Kendi şiddet dolu tarihiyle en az olsun yüzleşme cesareti göstermekte ayak direyen, onca faili meçhul cinayetin bir tekini bile çözemeyen, -o zaman katil odur!- bu devlet gerçekliği, çok açık ki kendini bölgede sadece zor gücüyle ayakta tutabilmektedir.

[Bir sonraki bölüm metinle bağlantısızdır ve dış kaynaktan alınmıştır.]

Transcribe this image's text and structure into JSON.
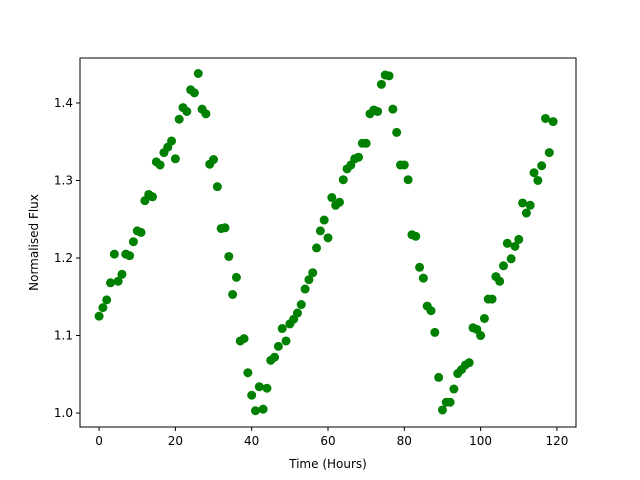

Görülüyor ki AKP İslam’ı ve TSK’nın laikliği geçirdikleri dönüşümlerle bugün tencere-kapak misali büyük bir uyum içerisindedirler. AKP İslam’ı zaten daha kuruluşu itibarıyla Erbakan tarzı muhafazakâr İslam’dan kopmuştu. Erbakan ABD ve Siyonizm karşıtı milli ve yerli İslam’ın temsilcisiyken, AKP o dönemde su katılmamış Amerikancı liberal İslam’ın temsilcisiydi. Erdoğan ABD ziyaretinde Yahudi kuruluşlarından takdir görüyor, yakasına Siyonist rozetler takmaktan geri durmuyordu. Şimdi siz bakmayın AKP’nin dilinden düşürmediği “yerli ve milli” laflarına, bu sloganın gerçek sahibi Erbakan’dır. Erbakan milli sanayi derken ya da anti Siyonist söylemlerde bulunurken gerçekten samimiydi. Bu konularda ideolojik bir tutum sahibiydi. AKP’nin millîliği ve yerliliği son derece sahtekârcadır. Göz boyamadan ibarettir. Türkiye tarihinde görülmüş en gayri-milli burjuva hükümet bunlardır. TSK’nın milliliğine gelince, son 20 yıldır NATO ile Avrasyacı güçler arasında o kadar gidip gelmiştir ki, geleneksel Kemalist duruşundan eser kalmamış, tarihsel hafızasını yitirmiştir.